Dans In the Valley of Elah, le nouveau - et très troublant - film de Paul Haggis, un vétéran explique qu'un drapeau hissé à l'envers constitue, dans les faits, un appel de détresse. Une bannière étoilée flottant au vent dans le mauvais sens indiquerait, par exemple, que les États-Unis sont en péril. Et qu'à ce titre, ils réclament l'aide de la communauté internationale.

En utilisant cette image, l'auteur cinéaste d'origine canadienne (installé à Los Angeles depuis plus de 25 ans) tente évidemment d'illustrer à quel point le gouvernement américain joue avec le feu. Et montre comment les autorités se complaisent dans leurs convictions en pervertissant les valeurs qui servent d'assises au pays.

Au cours des prochaines semaines et des prochains mois, de nombreux films très critiques à l'égard de la guerre en Irak prendront l'affiche. Les créateurs américains ont enfin repris leur rôle, fondamental dans une démocratie: aller au-delà des idées reçues, remettre en question le discours officiel. Et peut-être même débusquer au détour une parcelle de vérité.

Je dis «enfin», car, à quelques exceptions près, les artistes américains étaient bien rentrés dans le rang quand la guerre en Irak fut lancée. Leur dissidence aurait pourtant été alors mille fois plus utile qu'aujourd'hui. Y a-t-il encore un mérite à dénoncer une situation maintenant honnie de façon consensuelle?

Loin de moi l'idée qu'on agit ici par pur opportunisme, mais il est clair que Hollywood sent bien de quel côté le vent tourne. Et l'a toujours su. Il y a à peine quatre ans, plusieurs productions sortant de l'usine à rêves - généralement très mauvaises - s'inscrivaient dans l'«effort de guerre» suggéré par la Maison-Blanche. Un «échange de bons procédés» entre le gouvernement et l'industrie du cinéma avait alors été établi.

Le délire était tel qu'on en était venu à modifier l'affiche de What a Girl Wants, une comédie romantique tout à fait inoffensive, parce qu'on y voyait Amanda Bynes faire le signe de paix.

C'était en 2003. Pendant que vous étiez des milliers à descendre dans la rue par un froid de canard pour dénoncer l'offensive de l'oncle Sam, les artistes américains, eux, s'emmuraient dans un silence suspect. Par autocensure, peut-être aussi par crainte de représailles, les acteurs et cinéastes, notamment, ne souhaitaient pas faire entendre leur voix.

Au moment où George W. Bush s'apprêtait à envoyer ses troupes dans le pays de Saddam Hussein - le jour même, en fait, où Colin Powell essayait maladroitement de défendre l'indéfendable politique de son patron devant le Conseil de sécurité des Nations unies -, j'étais au Festival de Berlin.
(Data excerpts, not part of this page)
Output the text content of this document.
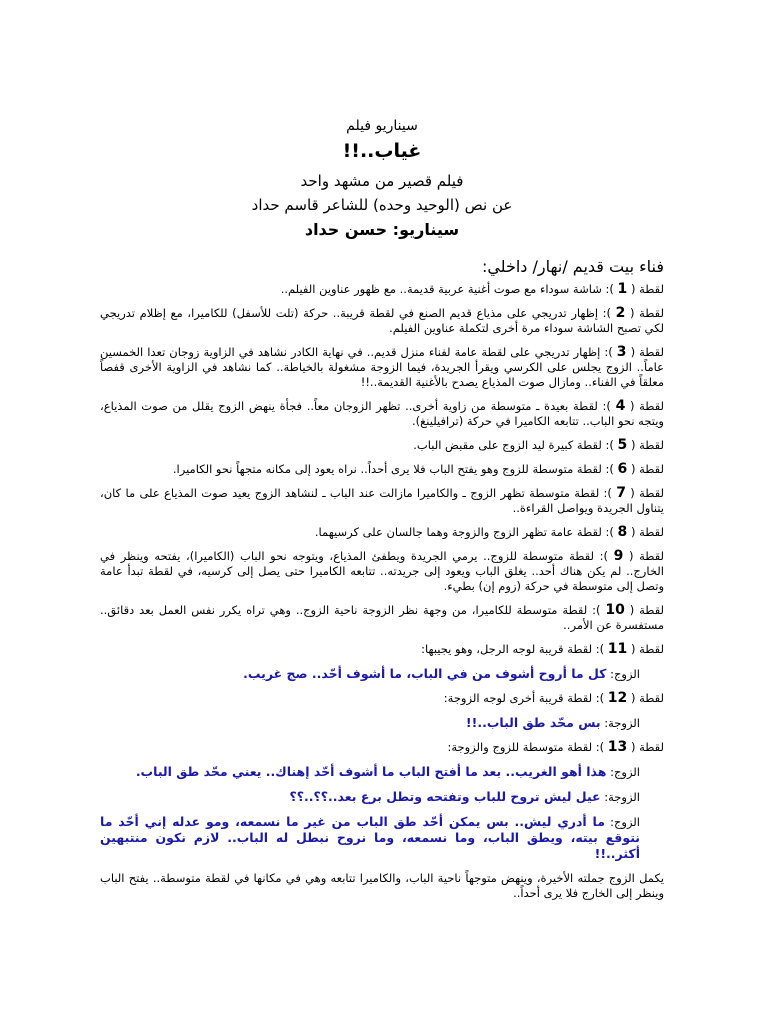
سيناريو فيلم
غياب..!!
فيلم قصير من مشهد واحد
عن نص (الوحيد وحده) للشاعر قاسم حداد
سيناريو: حسن حداد
فناء بيت قديم /نهار/ داخلي:

لقطة ( 1 ): شاشة سوداء مع صوت أغنية عربية قديمة.. مع ظهور عناوين الفيلم..

لقطة ( 2 ): إظهار تدريجي على مذياع قديم الصنع في لقطة قريبة.. حركة (تلت للأسفل) للكاميرا، مع إظلام تدريجي لكي تصبح الشاشة سوداء مرة أخرى لتكملة عناوين الفيلم.

لقطة ( 3 ): إظهار تدريجي على لقطة عامة لفناء منزل قديم.. في نهاية الكادر نشاهد في الزاوية زوجان تعدا الخمسين عاماً.. الزوج يجلس على الكرسي ويقرأ الجريدة، فيما الزوجة مشغولة بالخياطة.. كما نشاهد في الزاوية الأخرى قفصاً معلقاً في الفناء.. ومازال صوت المذياع يصدح بالأغنية القديمة..!!

لقطة ( 4 ): لقطة بعيدة ـ متوسطة من زاوية أخرى.. تظهر الزوجان معاً.. فجأة ينهض الزوج يقلل من صوت المذياع، ويتجه نحو الباب.. تتابعه الكاميرا في حركة (ترافيلينغ).

لقطة ( 5 ): لقطة كبيرة ليد الزوج على مقبض الباب.

لقطة ( 6 ): لقطة متوسطة للزوج وهو يفتح الباب فلا يرى أحداً.. نراه يعود إلى مكانه متجهاً نحو الكاميرا.

لقطة ( 7 ): لقطة متوسطة تظهر الزوج ـ والكاميرا مازالت عند الباب ـ لنشاهد الزوج يعيد صوت المذياع على ما كان، يتناول الجريدة ويواصل القراءة..

لقطة ( 8 ): لقطة عامة تظهر الزوج والزوجة وهما جالسان على كرسيهما.

لقطة ( 9 ): لقطة متوسطة للزوج.. يرمي الجريدة ويطفئ المذياع، ويتوجه نحو الباب (الكاميرا)، يفتحه وينظر في الخارج.. لم يكن هناك أحد.. يغلق الباب ويعود إلى جريدته.. تتابعه الكاميرا حتى يصل إلى كرسيه، في لقطة تبدأ عامة وتصل إلى متوسطة في حركة (زوم إن) بطيء.

لقطة ( 10 ): لقطة متوسطة للكاميرا، من وجهة نظر الزوجة ناحية الزوج.. وهي تراه يكرر نفس العمل بعد دقائق.. مستفسرة عن الأمر..

لقطة ( 11 ): لقطة قريبة لوجه الرجل، وهو يجيبها:

الزوج: كل ما أروح أشوف من في الباب، ما أشوف أحّد.. صج غريب.

لقطة ( 12 ): لقطة قريبة أخرى لوجه الزوجة:

الزوجة: بس محّد طق الباب..!!

لقطة ( 13 ): لقطة متوسطة للزوج والزوجة:

الزوج: هذا أهو الغريب.. بعد ما أفتح الباب ما أشوف أحّد إهناك.. يعني محّد طق الباب.

الزوجة: عيل ليش تروح للباب وتفتحه وتطل برع بعد..؟؟..؟؟

الزوج: ما أدري ليش.. بس يمكن أحّد طق الباب من غير ما نسمعه، ومو عدله إني أحّد ما نتوقع بيته، ويطق الباب، وما نسمعه، وما نروح نبطل له الباب.. لازم نكون منتبهين أكثر..!!

يكمل الزوج جملته الأخيرة، وينهض متوجهاً ناحية الباب، والكاميرا تتابعه وهي في مكانها في لقطة متوسطة.. يفتح الباب وينظر إلى الخارج فلا يرى أحداً..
Je me rappelle le malaise de Kevin Spacey quand, interrogé par la presse internationale à propos de cette crise imminente, il avait déclaré ne pas comprendre pourquoi les artistes étaient obligés de livrer leurs convictions politiques personnelles. «Quel en est l'intérêt?» avait-il lancé.

Un mois plus tard, à la soirée des Oscars, les seules allusions plus critiques à propos de la guerre en Irak - les hostilités avaient alors été déclenchées - sont venues d'acteurs et de cinéastes étrangers, Gael Garcia Bernal en tête. Bien sûr, Michael Moore allait suivre quelques minutes plus tard en lançant sa bombe anti-Bush. Cela était attendu. On a beau remettre en cause les méthodes qu'utilise le trublion américain dans ses films, il reste que le réalisateur de Bowling for Columbine est toujours demeuré fidèle à ses convictions. Il fait en tout cas partie de ceux - avec Sean Penn et quelques autres - qui ont tenu à bout de bras le discours d'opposition à une époque où, à l'intérieur des États-Unis à tout le moins, il n'était pas de bon ton de le faire. Cela n'était pas encore fashion, à vrai dire.

Voilà pourquoi cette nouvelle «vague» de films antimilitaristes, dans lesquels on explore les conséquences désastreuses d'un conflit fustigé depuis le début par la communauté internationale, me laisse un peu perplexe.

J'aurais comme une envie de demander à tous ces gens où diable ils s'étaient cachés pendant que nous plantions tous notre drapeau à l'envers.